Später ein Schild: Achtung! Liebe Radfahrer! Vorsicht – pfichtgetreuer Hund (kein Ausrufezeichen). Schiebstrecke (drei Ausrufezeichen) mit der Bitte um Verständnis. Die Bäuerin beobachtet mich beim Fotografieren und möchte wissen, was ich am Schild so spannend finde. Ich antworte: Pflichtgetreuer Hund. Sie lächelt und meint, der Hund sei ein Lieber, er habe nichts gegen Wanderer.

Nach einigen Hüpfern geht es hinunter ins Ybbs-Tal. Der Fluss ist recht breit. Beim Passieren der Hauptstrasse braust ein Bus an mir vorbei, als habe es der Fahrer sehr eilig.
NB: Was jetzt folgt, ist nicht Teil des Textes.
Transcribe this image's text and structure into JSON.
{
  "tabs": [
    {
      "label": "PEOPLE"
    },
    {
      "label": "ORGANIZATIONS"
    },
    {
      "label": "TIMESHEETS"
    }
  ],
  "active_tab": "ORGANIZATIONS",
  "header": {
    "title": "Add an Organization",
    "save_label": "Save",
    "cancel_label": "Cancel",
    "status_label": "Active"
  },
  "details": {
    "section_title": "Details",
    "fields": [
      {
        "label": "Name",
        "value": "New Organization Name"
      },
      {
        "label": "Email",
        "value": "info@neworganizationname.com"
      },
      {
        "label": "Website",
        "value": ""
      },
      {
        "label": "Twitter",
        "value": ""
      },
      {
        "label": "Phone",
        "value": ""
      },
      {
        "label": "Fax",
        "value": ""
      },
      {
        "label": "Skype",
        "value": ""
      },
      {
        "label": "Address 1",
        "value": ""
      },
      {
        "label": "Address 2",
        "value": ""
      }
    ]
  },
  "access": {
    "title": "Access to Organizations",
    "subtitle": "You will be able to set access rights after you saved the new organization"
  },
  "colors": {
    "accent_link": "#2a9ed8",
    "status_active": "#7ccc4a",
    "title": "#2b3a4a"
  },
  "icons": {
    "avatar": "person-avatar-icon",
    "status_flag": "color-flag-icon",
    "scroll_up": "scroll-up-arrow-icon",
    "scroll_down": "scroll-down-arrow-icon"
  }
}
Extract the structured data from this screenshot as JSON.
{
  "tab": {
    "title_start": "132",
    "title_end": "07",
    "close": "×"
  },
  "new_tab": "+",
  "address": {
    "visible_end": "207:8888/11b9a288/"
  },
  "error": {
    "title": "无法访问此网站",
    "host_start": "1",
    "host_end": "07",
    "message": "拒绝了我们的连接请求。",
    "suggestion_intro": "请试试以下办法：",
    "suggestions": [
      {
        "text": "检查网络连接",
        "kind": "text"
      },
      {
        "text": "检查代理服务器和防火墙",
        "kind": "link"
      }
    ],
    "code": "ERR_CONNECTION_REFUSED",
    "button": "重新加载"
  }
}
Nun, ich bin langsamer unterwegs und treffe am Wegrand auf ein winziges Kappelchen, dass bereits fast allumfassend mit Efeu bewachsen ist.

Selbst innen wird die Heiligkeit bereits derart mit Grün umrundet, es könnte fast vermutet werden, dass die Pflanzenwelt an die Wand gemalt wurde. Wobei, naturbelassen ergibt sich eine sehr schöne Ruhe, und hoffen wir einfach, dass niemand auf die Idee kommt, das natürlich gewachsene Wunderwerk zu entjäten.

Ich laufe auf einem geteerten Radweg, der sehr an eine alte Bahnlinie erinnert. Jetzt zum Wandern nicht erste Wahl, für Radler aber sicher ein Paradies. Später entdecke ich eine Art Schutzhütte, die mit Tisch und Ofen ausgestattet ist. Zu beachten gilt es, dass es vorne Schiebetüren hat. Wer mag, kann bei Kälte den Raum schliessen und innen die Ofenwärme voll geniessen.

Kurz vor dem Ziel ein prächtiger Blick auf den Ybbs. Den ganzen Tag hatte ich sehr viel traumhafte Natur und dies sollte selbst bis in den Ort hinein anhalten.

Wer in St. Georges am Reith einen Laden sucht, darf lange suchen. Es gibt keinen, wir sind hier ganz in der Provinz. An sich gäbe es ein Restaurant, doch auch dieses hat nicht geöffnet. Daher bin ich sehr froh, dass mir die Gastgeberin eine Flasche köstlichen Apfelsaft übergibt, denn nach ca. 8 Stunden Wandern habe ich nun doch reichlich Durst, und eine Erfrischung wohl auch verdient.

Mit dem heutigen 20. Wandertag habe ich vier Fünftel meiner Tour bewältigt. Meine Füsse sind davon nur mässig begeistert, sie wären wohl lieber bereits in Wien. Insgesamt geht es aber. Fünf Wandertage, wollen wir einfach hoffen, dass die Füsse bis dahin nicht in den Streik treten. Es wäre jammerschade, denn es sind sehr schöne Tage hier und ich würde die Tour gerne bis nach Wien geniessen.